The Last Smile in Sunder City asked what do you do when the magic runs out? Dead Man in a Ditch asks what happens when there might be a chance for magic to return? Fetch Phillips’ story brings readers back to Sunder City, where after the events of the first novel, people have begun to think of him as a man searching for ways to bring magic back. Naturally, when there is a murder that seems to only be explained as magical, Fetch is the one they call. His investigation takes him across Sunder City, giving readers more insight into the dark underbelly and tarnished high society of the city. Bits of Fetch’s history are mentioned, though nowhere near as extensively as in The Last Smile in Sunder City, and are interspersed contextually and intentionally. Dynamics of power and influence are clearly at play in Sunder, and as the plots that are afoot clarify before Fetch, characters both old and new have their parts to play in what may become the fight for the heart and soul of Sunder City.
The story in this novel moves faster, and it felt like it was easier to read through the story even as much as I enjoyed The Last Smile in Sunder City. Dead Man in a Ditch doesn’t have all the back and forth with Fetch’s backstory; it’s nearly entirely made of the current events. Every few chapters there are short excerpts containing flashbacks or pieces of Fetch’s early life, always immediately relevant to what was currently going on with Fetch in Sunder. I felt this was a really good way to have Dead Man in a Ditch go, especially after how the split timelines of The Last Smile in Sunder City worked so incredibly well. To me, it proved that not only can Luke Arnold expertly write a story that informs backstory as it develops, but he can just as masterfully carry a story of comparable length without the shift in timelines.
One unique aspect that I really appreciate about how Fetch Phillips is written, is that as a main character, he doesn’t enjoy the typical plot armor that many protagonists do, especially those within the greater fantasy genre. He took his knocks in The Last Smile in Sunder City thoroughly, but I dare say Dead Man in a Ditch punishes our man for hire even more, but does so in a way that is not self-indulgent. While much of Fetch’s turmoil is still very much internal, the life he leads in Sunder City is by no means comfortable or safe, and his choices only serve to highlight that reality. Luke Arnold shows how truly fragile humans are in his setting, and using the backdrop of what a magical world once was, he does so in a way that shows not only were humans fragile, but now everyone else is as well. And that is an important aspect of the story. Humans have always been fragile and weak, though after the Coda when the world lost its magic, many in the world saw humans as becoming more powerful. In reality, everyone else just became so much weaker. Humans have always been the same, but perhaps no longer being the weakest species in the world brought out the worst in them.
The author handles his tropes and expectations beautifully, subverting some while fully indulging others, and he does so in ways that could not have made me happier as a reader.

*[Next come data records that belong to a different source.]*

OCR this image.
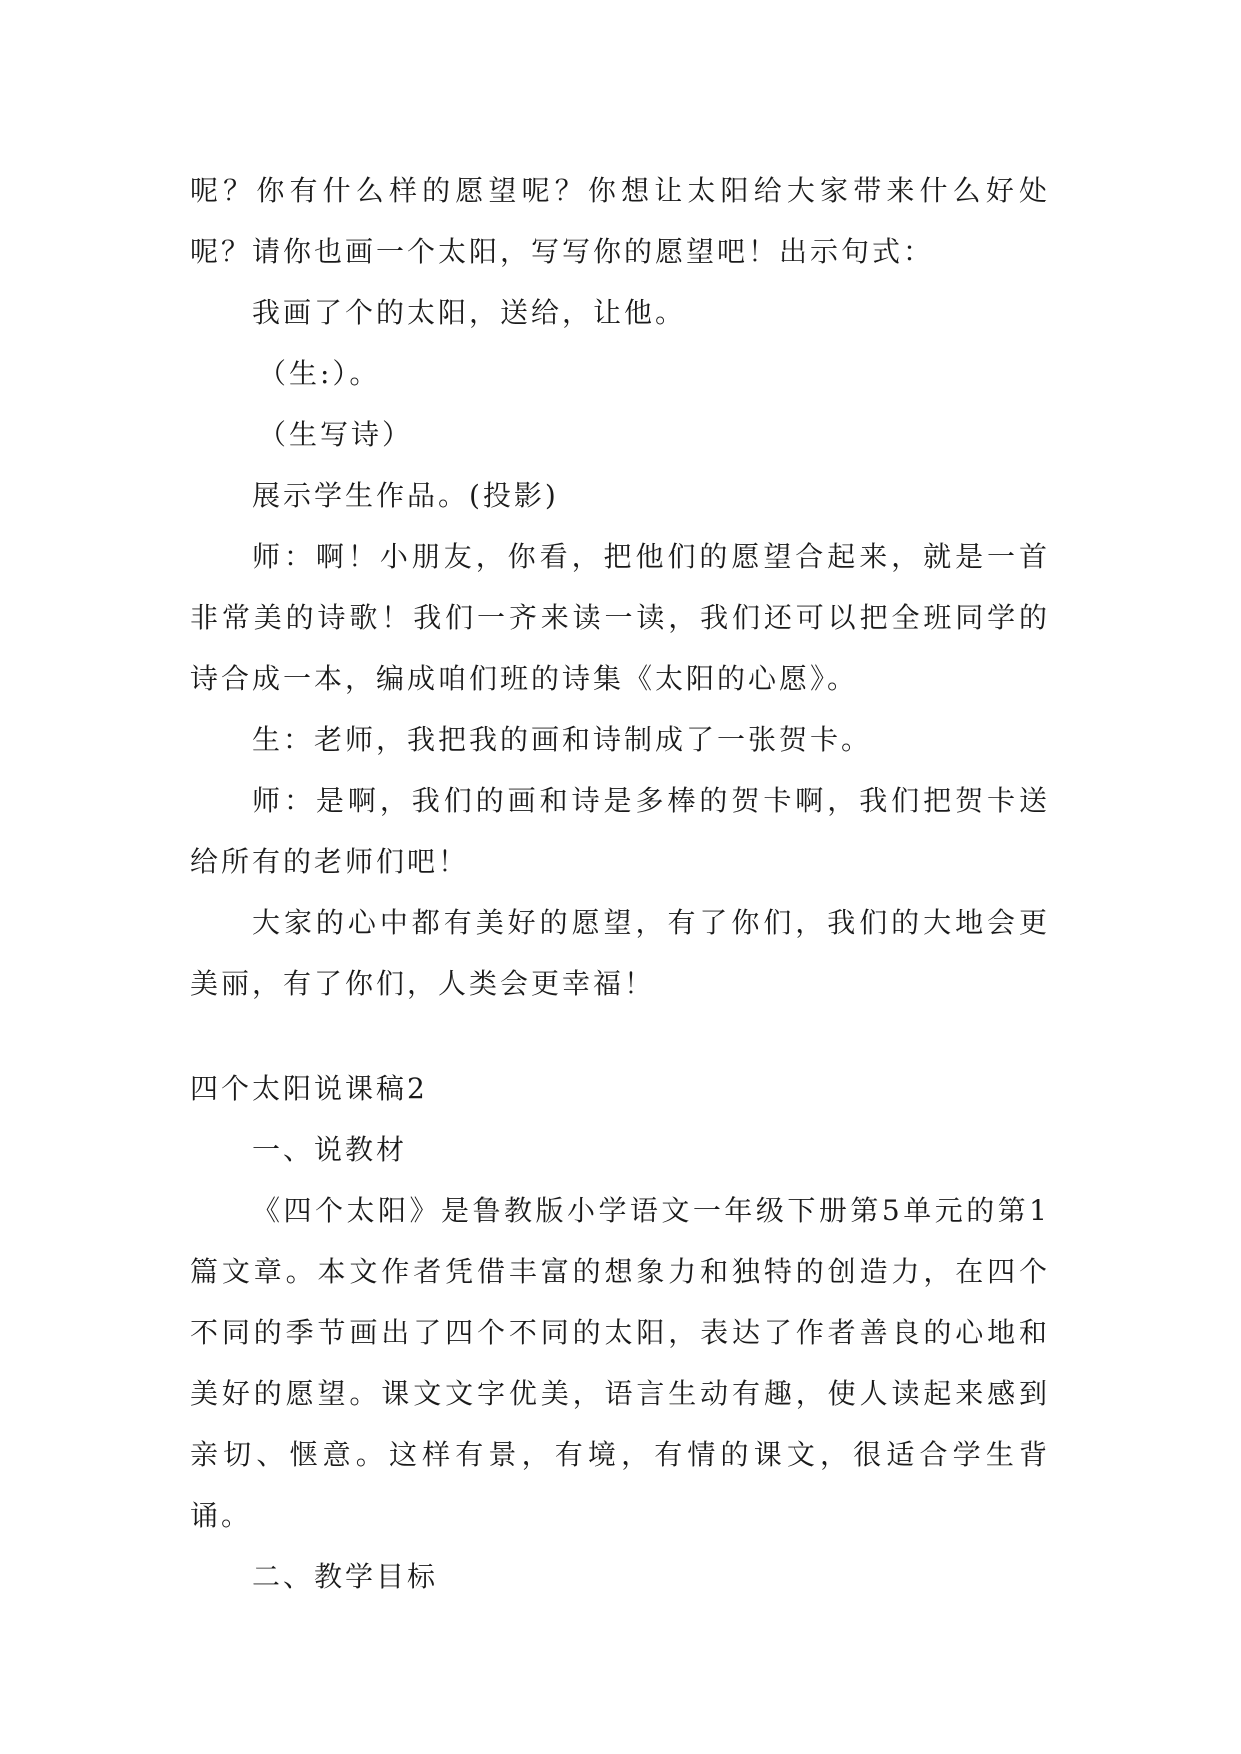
呢？你有什么样的愿望呢？你想让太阳给大家带来什么好处呢？请你也画一个太阳，写写你的愿望吧！出示句式：

我画了个的太阳，送给，让他。

（生:）。

（生写诗）

展示学生作品。(投影)

师：啊！小朋友，你看，把他们的愿望合起来，就是一首非常美的诗歌！我们一齐来读一读，我们还可以把全班同学的诗合成一本，编成咱们班的诗集《太阳的心愿》。

生：老师，我把我的画和诗制成了一张贺卡。

师：是啊，我们的画和诗是多棒的贺卡啊，我们把贺卡送给所有的老师们吧！

大家的心中都有美好的愿望，有了你们，我们的大地会更美丽，有了你们，人类会更幸福！

四个太阳说课稿2

一、说教材

《四个太阳》是鲁教版小学语文一年级下册第5单元的第1篇文章。本文作者凭借丰富的想象力和独特的创造力，在四个不同的季节画出了四个不同的太阳，表达了作者善良的心地和美好的愿望。课文文字优美，语言生动有趣，使人读起来感到亲切、惬意。这样有景，有境，有情的课文，很适合学生背诵。

二、教学目标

Fetch is the perfect noir man-for-hire, he’s not a brilliant detective, he’s no savant, he’s just an imperfect man who is hell-bent on whatever is put in front of him. Sometimes he does just enough, other times when he believes in what he’s doing, he puts every last drop of blood and sweat into it. He’s a raw and authentic character, and the author tells us the story of this man in a way that is unrelenting, remarkably honest, and even heartbreaking in places.
Luke Arnold’s ability to capture fantasy through the noir lens, and in so tackle a world post-magic, has opened up fantasy to me in ways I never thought I would enjoy. He created characters and places deep and interesting, weaving in moral and philosophical dilemmas while at the same time telling a compelling story that is new and engaging. The Last Smile in Sunder City drew me into his work by tearing at my emotions, and Dead Man in a Ditch elevated his craft in my eyes through its brutal authenticity. A master storyteller in multiple mediums now, Luke Arnold has proven again that the written medium is one that he wields with precision and confidence. For readers who love gritty characters, grim settings, and stories that make you think and feel in measures equal to the thrills of the story being told, know that Dead Man in a Ditch should be on your list. This book has made me even more excited to dive into Arnold’s third entry to this series and most recent release, One Foot in the Fade.